Abstract:In real-time videos, resending any packets, especially in networks with high latency, can lead to stuttering, poor video quality, and user frustration. Despite extensive research, current real-time video systems still use redundancy to handle packet loss, thus compromising on quality in the the absence of packet loss. Since predicting packet loss is challenging, these systems only enhance their resilience to packet loss after it occurs, leaving some frames insufficiently protected against burst packet losses. They may also add too much redundancy even after the packet loss has subsided. We present Grace++, a new real-time video communication system. With Grace++, (i) a video frame can be decoded, as long as any non-empty subset of its packets are received, and (ii) the quality gracefully degrades as more packets are lost, and (iii) approximates that of a standard codec (like H.265) in absence of packet loss. To achieve this, Grace++ encodes and decodes frames by using neural networks (NNs).
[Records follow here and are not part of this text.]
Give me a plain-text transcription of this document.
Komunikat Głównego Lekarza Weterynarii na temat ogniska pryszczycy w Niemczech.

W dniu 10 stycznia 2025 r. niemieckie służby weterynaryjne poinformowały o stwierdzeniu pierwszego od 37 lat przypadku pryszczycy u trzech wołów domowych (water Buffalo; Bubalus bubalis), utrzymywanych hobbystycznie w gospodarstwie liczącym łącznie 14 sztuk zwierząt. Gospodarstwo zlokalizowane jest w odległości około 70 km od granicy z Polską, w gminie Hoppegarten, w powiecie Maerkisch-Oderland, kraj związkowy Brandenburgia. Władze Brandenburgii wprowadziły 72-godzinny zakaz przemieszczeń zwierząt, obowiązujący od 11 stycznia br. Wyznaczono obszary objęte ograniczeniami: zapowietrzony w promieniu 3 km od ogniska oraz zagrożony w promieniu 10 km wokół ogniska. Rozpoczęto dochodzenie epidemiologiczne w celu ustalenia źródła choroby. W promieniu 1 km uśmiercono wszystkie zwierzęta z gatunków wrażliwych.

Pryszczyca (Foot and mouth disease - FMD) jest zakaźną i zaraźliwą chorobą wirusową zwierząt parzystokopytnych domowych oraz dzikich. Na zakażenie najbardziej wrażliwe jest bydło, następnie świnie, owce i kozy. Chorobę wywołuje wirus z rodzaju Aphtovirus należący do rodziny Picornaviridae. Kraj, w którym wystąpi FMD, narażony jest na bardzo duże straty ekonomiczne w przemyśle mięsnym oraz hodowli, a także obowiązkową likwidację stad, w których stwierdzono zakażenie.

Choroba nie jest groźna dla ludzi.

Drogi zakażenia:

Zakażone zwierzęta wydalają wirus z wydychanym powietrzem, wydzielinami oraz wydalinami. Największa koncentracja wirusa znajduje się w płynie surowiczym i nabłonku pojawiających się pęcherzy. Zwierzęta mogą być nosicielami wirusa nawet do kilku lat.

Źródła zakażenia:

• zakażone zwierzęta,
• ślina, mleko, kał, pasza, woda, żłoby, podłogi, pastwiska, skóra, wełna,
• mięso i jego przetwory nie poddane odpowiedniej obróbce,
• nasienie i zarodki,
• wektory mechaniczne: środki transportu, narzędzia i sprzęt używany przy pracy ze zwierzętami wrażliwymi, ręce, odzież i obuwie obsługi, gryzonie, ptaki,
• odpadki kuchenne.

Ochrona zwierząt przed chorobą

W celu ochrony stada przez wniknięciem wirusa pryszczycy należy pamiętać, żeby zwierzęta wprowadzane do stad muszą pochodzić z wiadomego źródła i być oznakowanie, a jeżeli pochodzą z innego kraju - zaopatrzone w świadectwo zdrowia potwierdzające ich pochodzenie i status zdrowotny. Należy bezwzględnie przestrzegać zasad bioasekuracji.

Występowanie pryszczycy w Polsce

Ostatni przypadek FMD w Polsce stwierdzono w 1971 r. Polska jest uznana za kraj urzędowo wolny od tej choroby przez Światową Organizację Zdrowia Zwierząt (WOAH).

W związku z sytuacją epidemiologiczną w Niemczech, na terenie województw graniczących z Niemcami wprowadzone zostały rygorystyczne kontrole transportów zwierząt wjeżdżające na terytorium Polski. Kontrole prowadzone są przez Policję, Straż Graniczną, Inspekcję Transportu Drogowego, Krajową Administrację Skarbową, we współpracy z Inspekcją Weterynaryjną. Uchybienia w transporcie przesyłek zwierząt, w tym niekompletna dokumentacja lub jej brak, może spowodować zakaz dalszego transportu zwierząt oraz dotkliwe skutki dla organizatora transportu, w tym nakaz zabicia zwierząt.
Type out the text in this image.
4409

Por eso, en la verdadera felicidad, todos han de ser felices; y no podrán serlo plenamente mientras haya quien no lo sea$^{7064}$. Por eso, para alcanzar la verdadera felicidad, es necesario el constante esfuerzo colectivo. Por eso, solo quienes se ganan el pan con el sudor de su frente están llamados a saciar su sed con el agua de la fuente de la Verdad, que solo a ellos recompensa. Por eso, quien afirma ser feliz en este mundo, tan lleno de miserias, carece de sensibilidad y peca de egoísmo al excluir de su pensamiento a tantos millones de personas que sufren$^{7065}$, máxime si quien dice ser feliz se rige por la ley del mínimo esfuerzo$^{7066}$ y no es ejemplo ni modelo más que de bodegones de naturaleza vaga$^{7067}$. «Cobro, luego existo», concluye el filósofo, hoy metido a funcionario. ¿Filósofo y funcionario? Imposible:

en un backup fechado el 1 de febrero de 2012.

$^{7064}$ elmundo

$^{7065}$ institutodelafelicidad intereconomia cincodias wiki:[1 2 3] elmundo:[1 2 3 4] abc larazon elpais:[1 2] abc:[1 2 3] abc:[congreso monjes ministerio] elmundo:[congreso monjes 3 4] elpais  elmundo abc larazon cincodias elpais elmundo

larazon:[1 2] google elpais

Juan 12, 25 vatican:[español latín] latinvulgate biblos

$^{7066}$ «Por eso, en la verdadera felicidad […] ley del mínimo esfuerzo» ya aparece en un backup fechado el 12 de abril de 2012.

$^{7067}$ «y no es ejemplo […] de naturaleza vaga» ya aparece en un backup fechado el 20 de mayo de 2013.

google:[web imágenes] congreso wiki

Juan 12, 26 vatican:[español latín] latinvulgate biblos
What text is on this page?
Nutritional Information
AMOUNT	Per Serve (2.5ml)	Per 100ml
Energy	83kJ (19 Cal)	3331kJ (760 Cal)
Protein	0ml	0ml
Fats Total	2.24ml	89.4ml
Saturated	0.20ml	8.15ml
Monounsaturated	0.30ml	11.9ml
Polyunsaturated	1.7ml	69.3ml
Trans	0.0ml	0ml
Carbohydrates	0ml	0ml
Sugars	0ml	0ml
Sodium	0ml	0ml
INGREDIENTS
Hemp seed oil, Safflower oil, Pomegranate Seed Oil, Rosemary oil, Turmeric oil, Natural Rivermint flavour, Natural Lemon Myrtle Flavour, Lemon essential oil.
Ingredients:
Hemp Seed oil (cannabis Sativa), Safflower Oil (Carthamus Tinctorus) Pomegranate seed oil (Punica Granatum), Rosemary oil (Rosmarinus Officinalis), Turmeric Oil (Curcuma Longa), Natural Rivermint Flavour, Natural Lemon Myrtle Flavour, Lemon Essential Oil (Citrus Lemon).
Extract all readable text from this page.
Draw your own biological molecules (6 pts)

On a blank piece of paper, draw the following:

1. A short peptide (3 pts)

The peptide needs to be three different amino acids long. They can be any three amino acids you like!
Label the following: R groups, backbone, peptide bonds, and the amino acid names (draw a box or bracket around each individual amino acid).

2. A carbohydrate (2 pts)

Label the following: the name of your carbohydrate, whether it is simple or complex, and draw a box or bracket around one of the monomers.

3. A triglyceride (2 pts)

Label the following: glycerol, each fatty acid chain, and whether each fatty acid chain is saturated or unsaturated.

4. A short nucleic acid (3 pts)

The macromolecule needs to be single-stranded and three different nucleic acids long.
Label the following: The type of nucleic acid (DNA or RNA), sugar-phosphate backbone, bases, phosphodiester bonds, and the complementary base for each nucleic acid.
It uses a new packetization scheme that makes packet loss appear to have the same effect as randomly masking (zeroing) a subset of elements in the NN-encoded output, and the NN encoder and decoder are specially trained to achieve decent quality if a random subset of elements in the NN-encoded output are masked. Using various test videos and real network traces, we show that the quality of Grace++ is slightly lower than H.265 when no packets are lost, but significantly reduces the 95th percentile of frame delay (between encoding a frame and its decoding) by 2x when packet loss occurs compared to other loss-resilient schemes while achieving comparable quality. This is because Grace++ does not require retransmission of packets (unless all packets are lost) or skipping of frames.